È altresì evidente che nessuna forza politica ha posto il decentramento al centro della propria agenda. Avevo personalmente sollecitato il mio partito, Fratelli d’Italia, affinché si facesse promotore di questa battaglia, anche in considerazione del fatto che l’assessore al decentramento appartiene alla nostra stessa compagine politica. Purtroppo, non ho ricevuto alcun riscontro.

Ritengo paradossale l’esistenza di un assessorato al decentramento in assenza di un reale processo di decentramento. Sarebbe più corretto, in tal caso, ridefinire la denominazione dell’assessorato in “Assessorato agli uffici comunali di periferia”. Ancora più singolare è stato apprendere, tramite comunicati stampa, della visita della VII Commissione consiliare del Comune di Palermo a Napoli per confrontarsi sul tema del decentramento. Mi chiedo se da tale visita siano scaturiti risultati concreti o se si sia trattato semplicemente di una trasferta priva di ricadute operative.

A titolo esemplificativo, tanto ci considerano avversari in Consiglio Comunale che, in occasione delle festività natalizie, non è stato richiesto alcun parere alle circoscrizioni in merito all’installazione delle luminarie. Secondo alcune indiscrezioni, le decisioni sarebbero state assunte direttamente dai capigruppo del Consiglio Comunale, escludendo completamente le circoscrizioni, che appaiono ormai come un corpo estraneo all’amministrazione, quasi da contrastare.

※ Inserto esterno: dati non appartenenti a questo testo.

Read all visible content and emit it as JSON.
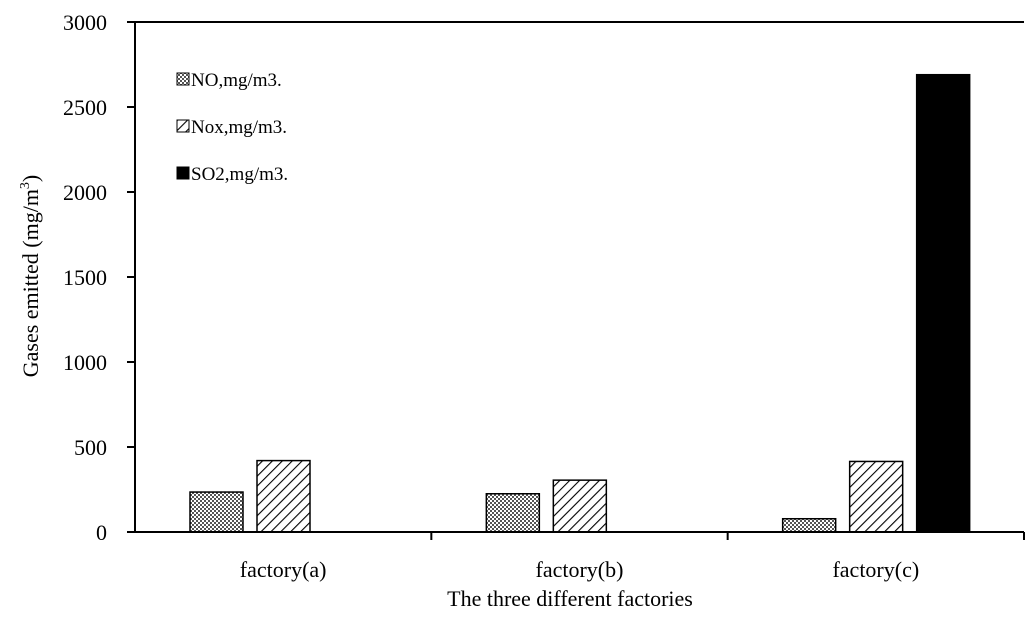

Con rammarico constato anche il silenzio di numerosi colleghi presidenti di circoscrizione, che sembrano aver accettato passivamente questa marginalizzazione. Personalmente, continuerò a portare avanti questa battaglia, anche a costo di apparire isolato, perché sento il dovere istituzionale di difendere il ruolo che rappresento e l’impegno che quotidianamente dedico al mio territorio.

Ho letto con attenzione e apprezzamento la lettera del Presidente del Consiglio Comunale, Giulio Tantillo, che invita i consiglieri a ricompattarsi e a lavorare per il bene della città. Conosco il suo amore per Palermo e la sua capacità di mediazione tra Consiglio e Giunta. Tuttavia, ritengo che quella potesse essere anche un’occasione per coinvolgere i presidenti delle circoscrizioni, anch’essi parte integrante della macchina amministrativa, al fine di superare le attuali frizioni e affrontare con spirito unitario il prosieguo della consiliatura.

Purtroppo, ciò non è avvenuto. Questo silenzio istituzionale ci fa sentire un corpo estraneo alla macchina amministrativa. A questo punto, sarebbe più onesto e coerente che il Consiglio Comunale si assumesse la responsabilità politica di proporre l’eliminazione delle circoscrizioni, se davvero le considera un peso inutile per l’amministrazione».